Bremen. Pavelo & Schnell haben sich in den letzten Jahren durch energiegeladene Live-Shows und genreübergreifende Produktionen einen Namen gemacht. Ob als Support für Acts wie Salò und Ikkimel, bei Festival-Auftritten auf der Fusion oder dem Immergut oder bei eigenen Tourneen: Die Mischung aus Ekstase, Tanzbarkeit und Melancholie ist ihr Markenzeichen. Ihr selbst organisiertes Event „Tanz in der Tonne“ in Berlin war bereits Monate im Voraus ausverkauft – mit 1.200 euphorisierten Menschen vor der Bühne. Am 7. November präsentiert das Berliner Duo mit „Sohn“ ihr drittes Album – und liefert damit erneut den Soundtrack für schlaflose Nächte, rastlose Seelen und eskalierende Dancefloors. Anfang des Jahres, mitten im dunklen Januar, wollen Pavelo & Schnell dann die Clubs des Landes zum Glühen bringen.

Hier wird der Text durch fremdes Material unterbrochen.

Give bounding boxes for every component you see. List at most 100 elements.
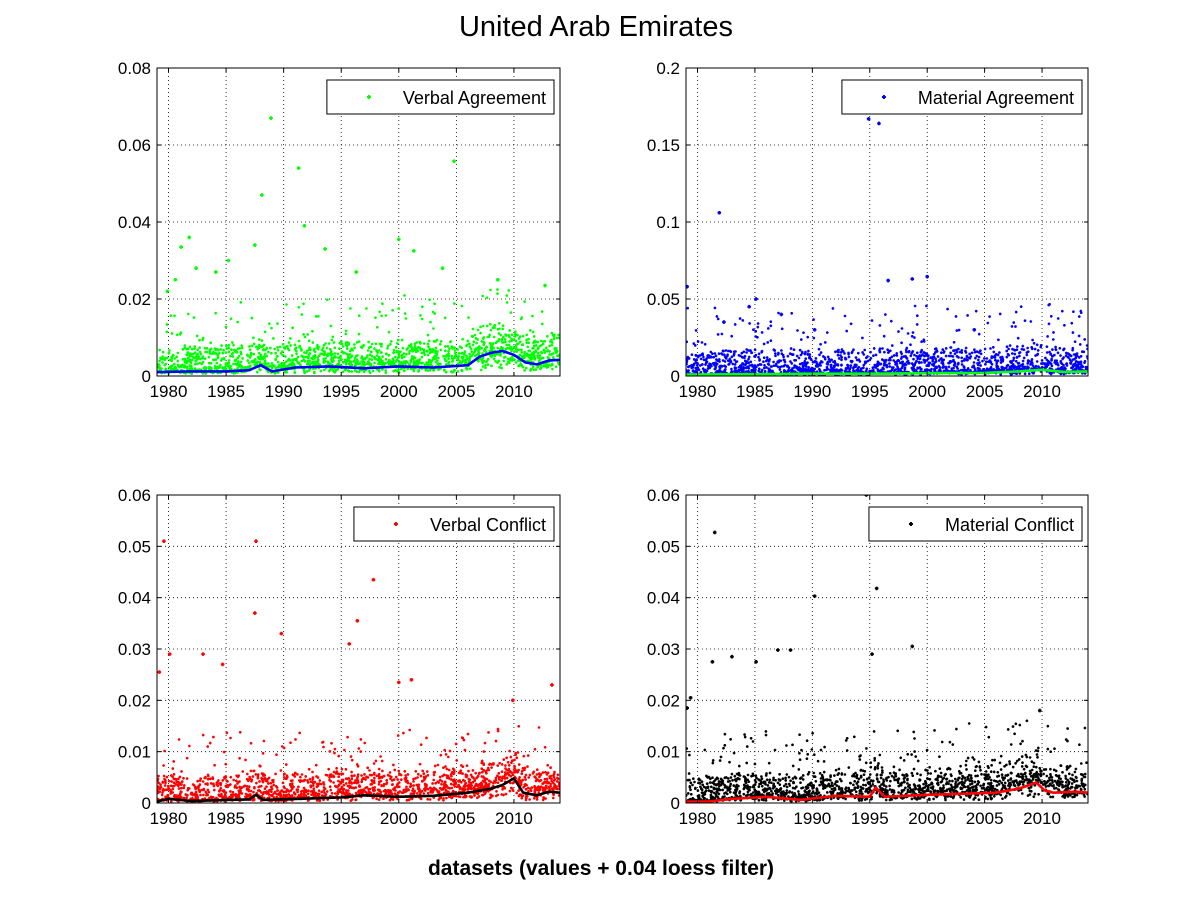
- legend-label: Verbal Conflict: [430, 515, 546, 535]
- y-tick-label: 0.2: [656, 59, 680, 78]
- panel-material-conflict: 1980 1985 1990 1995 2000 2005 2010 0 0.01 0.02 0.0…: [647, 486, 1089, 828]
- data-point: [712, 530, 717, 535]
- y-tick-label: 0.06: [647, 486, 680, 505]
- data-point: [730, 654, 734, 659]
- data-point: [409, 678, 414, 682]
- x-tick-label: 2010: [495, 809, 533, 828]
- data-point: [688, 695, 693, 700]
- data-point: [253, 243, 257, 247]
- data-point: [179, 245, 183, 249]
- y-tick-label: 0.01: [647, 743, 680, 762]
- grid-lines: [157, 494, 560, 804]
- legend-marker: [881, 95, 886, 99]
- axis-ticks: 1980 1985 1990 1995 2000 2005 2010 0 0.05 0.1 0.15…: [647, 59, 1088, 401]
- data-point: [747, 304, 751, 309]
- data-point: [754, 660, 758, 664]
- data-point: [874, 586, 879, 591]
- data-point: [279, 631, 284, 636]
- x-tick-label: 1990: [265, 809, 303, 828]
- data-point: [355, 618, 360, 623]
- data-point: [173, 277, 178, 282]
- data-point: [220, 662, 225, 667]
- legend-box: [326, 79, 555, 115]
- legend-verbal-agreement: Verbal Agreement: [326, 79, 555, 115]
- x-tick-label: 1995: [322, 382, 360, 401]
- legend-marker: [366, 95, 371, 99]
- y-tick-label: 0.04: [118, 589, 151, 608]
- legend-box: [353, 506, 555, 542]
- x-tick-label: 1985: [736, 382, 774, 401]
- axis-ticks: 1980 1985 1990 1995 2000 2005 2010 0 0.02 0.04 0.0…: [118, 59, 560, 401]
- data-point: [717, 210, 722, 215]
- y-tick-label: 0.04: [647, 589, 680, 608]
- y-tick-label: 0.06: [118, 136, 151, 155]
- data-point: [167, 652, 172, 656]
- data-point: [788, 648, 793, 652]
- y-tick-label: 0.05: [647, 537, 680, 556]
- data-point: [910, 644, 915, 649]
- x-tick-label: 2010: [1023, 809, 1061, 828]
- data-point: [686, 284, 689, 289]
- y-tick-label: 0.03: [647, 640, 680, 659]
- trend-line: [686, 368, 1088, 376]
- x-tick-label: 1995: [851, 382, 889, 401]
- figure-footer: datasets (values + 0.04 loess filter): [428, 857, 774, 880]
- data-point: [302, 224, 307, 228]
- data-point: [323, 247, 327, 251]
- x-tick-label: 1980: [679, 809, 717, 828]
- data-point: [411, 249, 416, 253]
- data-point: [886, 278, 890, 283]
- data-point: [226, 258, 231, 263]
- data-point: [710, 660, 715, 664]
- data-point: [269, 116, 273, 120]
- x-tick-label: 2000: [380, 382, 418, 401]
- x-tick-label: 1985: [207, 382, 245, 401]
- data-point: [550, 683, 554, 687]
- data-point: [397, 680, 401, 685]
- y-tick-label: 0: [142, 794, 151, 813]
- trend-line: [686, 781, 1088, 803]
- data-point: [776, 648, 780, 652]
- x-tick-label: 2005: [437, 809, 475, 828]
- trend-line: [157, 349, 560, 374]
- legend-marker: [393, 522, 398, 526]
- x-tick-label: 1985: [736, 809, 774, 828]
- legend-label: Material Conflict: [945, 515, 1074, 535]
- legend-label: Verbal Agreement: [403, 88, 546, 108]
- panel-verbal-agreement: 1980 1985 1990 1995 2000 2005 2010 0 0.02 0.04 0.0…: [118, 59, 561, 401]
- data-point: [1037, 708, 1042, 713]
- y-tick-label: 0: [671, 794, 680, 813]
- grid-lines: [157, 67, 560, 377]
- x-tick-label: 1980: [150, 809, 188, 828]
- data-point: [259, 193, 264, 197]
- data-point: [722, 320, 726, 324]
- x-tick-label: 2005: [966, 809, 1004, 828]
- point-cloud: [157, 288, 560, 375]
- y-tick-label: 0.05: [118, 537, 151, 556]
- y-tick-label: 0.03: [118, 640, 151, 659]
- data-point: [686, 706, 689, 710]
- data-point: [162, 539, 166, 543]
- y-tick-label: 0.15: [647, 136, 680, 155]
- x-tick-label: 2000: [380, 809, 418, 828]
- y-tick-label: 0.04: [118, 213, 151, 232]
- y-tick-label: 0.02: [118, 691, 151, 710]
- data-point: [910, 277, 915, 281]
- data-point: [779, 312, 784, 317]
- axis-ticks: 1980 1985 1990 1995 2000 2005 2010 0 0.01 0.02 0.0…: [647, 486, 1088, 828]
- x-tick-label: 1995: [322, 809, 360, 828]
- data-point: [510, 698, 515, 703]
- y-tick-label: 0.01: [118, 743, 151, 762]
- y-tick-label: 0.1: [656, 213, 680, 232]
- data-point: [812, 594, 817, 598]
- y-tick-label: 0.05: [647, 290, 680, 309]
- figure-title: United Arab Emirates: [459, 11, 733, 43]
- point-cloud-marks: [686, 719, 1088, 803]
- trend-line: [157, 777, 560, 803]
- y-tick-label: 0: [671, 367, 680, 386]
- legend-material-agreement: Material Agreement: [841, 79, 1083, 115]
- data-point: [187, 235, 192, 240]
- data-points: [686, 495, 1042, 713]
- point-cloud: [686, 719, 1088, 803]
- x-tick-label: 2010: [495, 382, 533, 401]
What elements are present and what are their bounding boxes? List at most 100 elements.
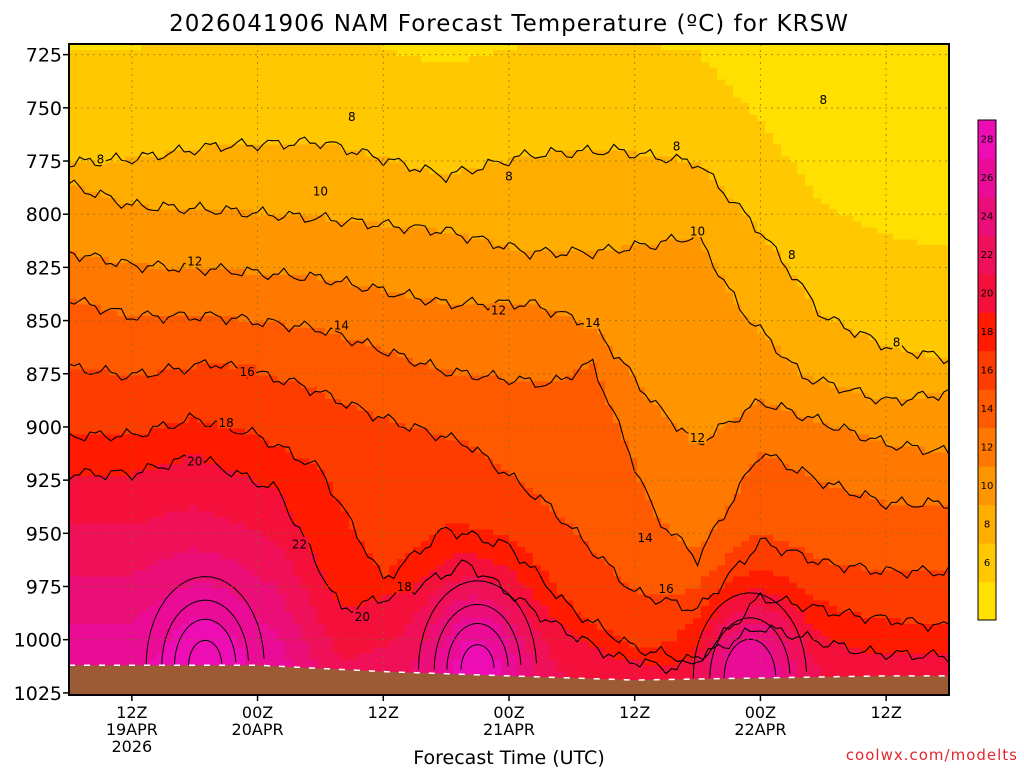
temperature-cell [365, 446, 374, 453]
temperature-cell [93, 132, 102, 140]
temperature-cell [173, 618, 182, 625]
temperature-cell [197, 298, 206, 305]
temperature-cell [325, 612, 334, 619]
temperature-cell [309, 405, 318, 412]
temperature-cell [373, 428, 382, 436]
temperature-cell [429, 298, 438, 305]
temperature-cell [421, 612, 430, 619]
temperature-cell [373, 588, 382, 595]
temperature-cell [229, 280, 238, 288]
temperature-cell [357, 85, 366, 92]
temperature-cell [85, 55, 94, 63]
temperature-cell [405, 49, 414, 57]
temperature-cell [157, 629, 166, 637]
temperature-cell [149, 97, 158, 104]
temperature-cell [285, 547, 294, 554]
temperature-cell [149, 215, 158, 223]
temperature-cell [317, 44, 326, 51]
temperature-cell [69, 405, 78, 412]
temperature-cell [77, 387, 86, 394]
temperature-cell [333, 570, 342, 578]
temperature-cell [229, 446, 238, 453]
temperature-cell [133, 245, 142, 252]
temperature-cell [197, 481, 206, 489]
temperature-cell [69, 44, 78, 51]
temperature-cell [165, 623, 174, 631]
temperature-cell [237, 594, 246, 601]
temperature-cell [189, 629, 198, 637]
temperature-cell [245, 310, 254, 317]
temperature-cell [181, 393, 190, 400]
temperature-cell [101, 357, 110, 365]
temperature-cell [301, 446, 310, 453]
temperature-cell [205, 641, 214, 649]
temperature-cell [269, 576, 278, 584]
temperature-cell [157, 351, 166, 359]
temperature-cell [261, 44, 270, 51]
temperature-cell [93, 268, 102, 276]
temperature-cell [365, 600, 374, 607]
temperature-cell [149, 180, 158, 187]
temperature-cell [301, 144, 310, 152]
temperature-cell [421, 428, 430, 436]
temperature-cell [349, 209, 358, 217]
temperature-cell [269, 73, 278, 81]
temperature-cell [429, 61, 438, 69]
temperature-cell [269, 197, 278, 205]
temperature-cell [309, 227, 318, 234]
temperature-cell [245, 304, 254, 311]
temperature-cell [341, 61, 350, 69]
temperature-cell [269, 446, 278, 453]
temperature-cell [357, 209, 366, 217]
temperature-cell [101, 310, 110, 317]
temperature-cell [333, 138, 342, 146]
temperature-cell [181, 227, 190, 234]
temperature-cell [277, 647, 286, 655]
temperature-cell [405, 458, 414, 465]
temperature-cell [117, 304, 126, 311]
temperature-cell [221, 209, 230, 217]
temperature-cell [141, 180, 150, 187]
temperature-cell [413, 227, 422, 234]
temperature-cell [189, 97, 198, 104]
temperature-cell [413, 612, 422, 619]
temperature-cell [85, 97, 94, 104]
temperature-cell [269, 357, 278, 365]
temperature-cell [381, 97, 390, 104]
temperature-cell [357, 487, 366, 495]
temperature-cell [117, 257, 126, 264]
temperature-cell [389, 103, 398, 110]
temperature-cell [157, 434, 166, 442]
temperature-cell [357, 150, 366, 158]
temperature-cell [389, 582, 398, 590]
temperature-cell [165, 339, 174, 347]
temperature-cell [429, 191, 438, 199]
temperature-cell [405, 227, 414, 234]
temperature-cell [397, 132, 406, 140]
temperature-cell [181, 458, 190, 465]
temperature-cell [149, 257, 158, 264]
temperature-cell [357, 109, 366, 116]
temperature-cell [349, 257, 358, 264]
temperature-cell [373, 470, 382, 477]
temperature-cell [269, 144, 278, 152]
temperature-cell [205, 233, 214, 240]
temperature-cell [421, 103, 430, 110]
temperature-cell [157, 73, 166, 81]
temperature-cell [365, 310, 374, 317]
temperature-cell [429, 109, 438, 116]
temperature-cell [77, 239, 86, 246]
temperature-cell [341, 410, 350, 418]
temperature-cell [269, 79, 278, 87]
temperature-cell [365, 428, 374, 436]
temperature-cell [205, 487, 214, 495]
temperature-cell [189, 73, 198, 81]
temperature-cell [421, 197, 430, 205]
temperature-cell [245, 73, 254, 81]
temperature-cell [333, 97, 342, 104]
temperature-cell [141, 588, 150, 595]
temperature-cell [261, 144, 270, 152]
temperature-cell [229, 333, 238, 341]
temperature-cell [157, 126, 166, 134]
temperature-cell [189, 422, 198, 430]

Das neue Album „Sohn“ knüpft an ihre früheren Werke „Volumen & Kraft“ und „Autoradio“ an, bleibt aber wie gewohnt stilistisch ungreifbar: Indie, Neue Neue Deutsche Welle, Italo, Rave – alles fließt ineinander. Die neue Single „U.D.O.“ zeigt das eindrucksvoll. Der Titel steht für „um die Ohren“ – ein Appell, die Nacht zu nutzen, wenn der Schlaf ausbleibt. NNDW-Vibes treffen auf Retro-Synths, Sample-Scratches und sphärische Gitarren, getragen von Boris Schnells unangestrengtem Gesang. Ein Song wie ein Versprechen: Wer kommt, darf alles für ein paar Stunden vergessen.
Am Freitag, den 16. Januar treten Pavelo & Schnell in Bremen im Kulturzentrum Lagerhaus auf. Tickets für das Konzert gibt es in Kürze im Vorverkauf.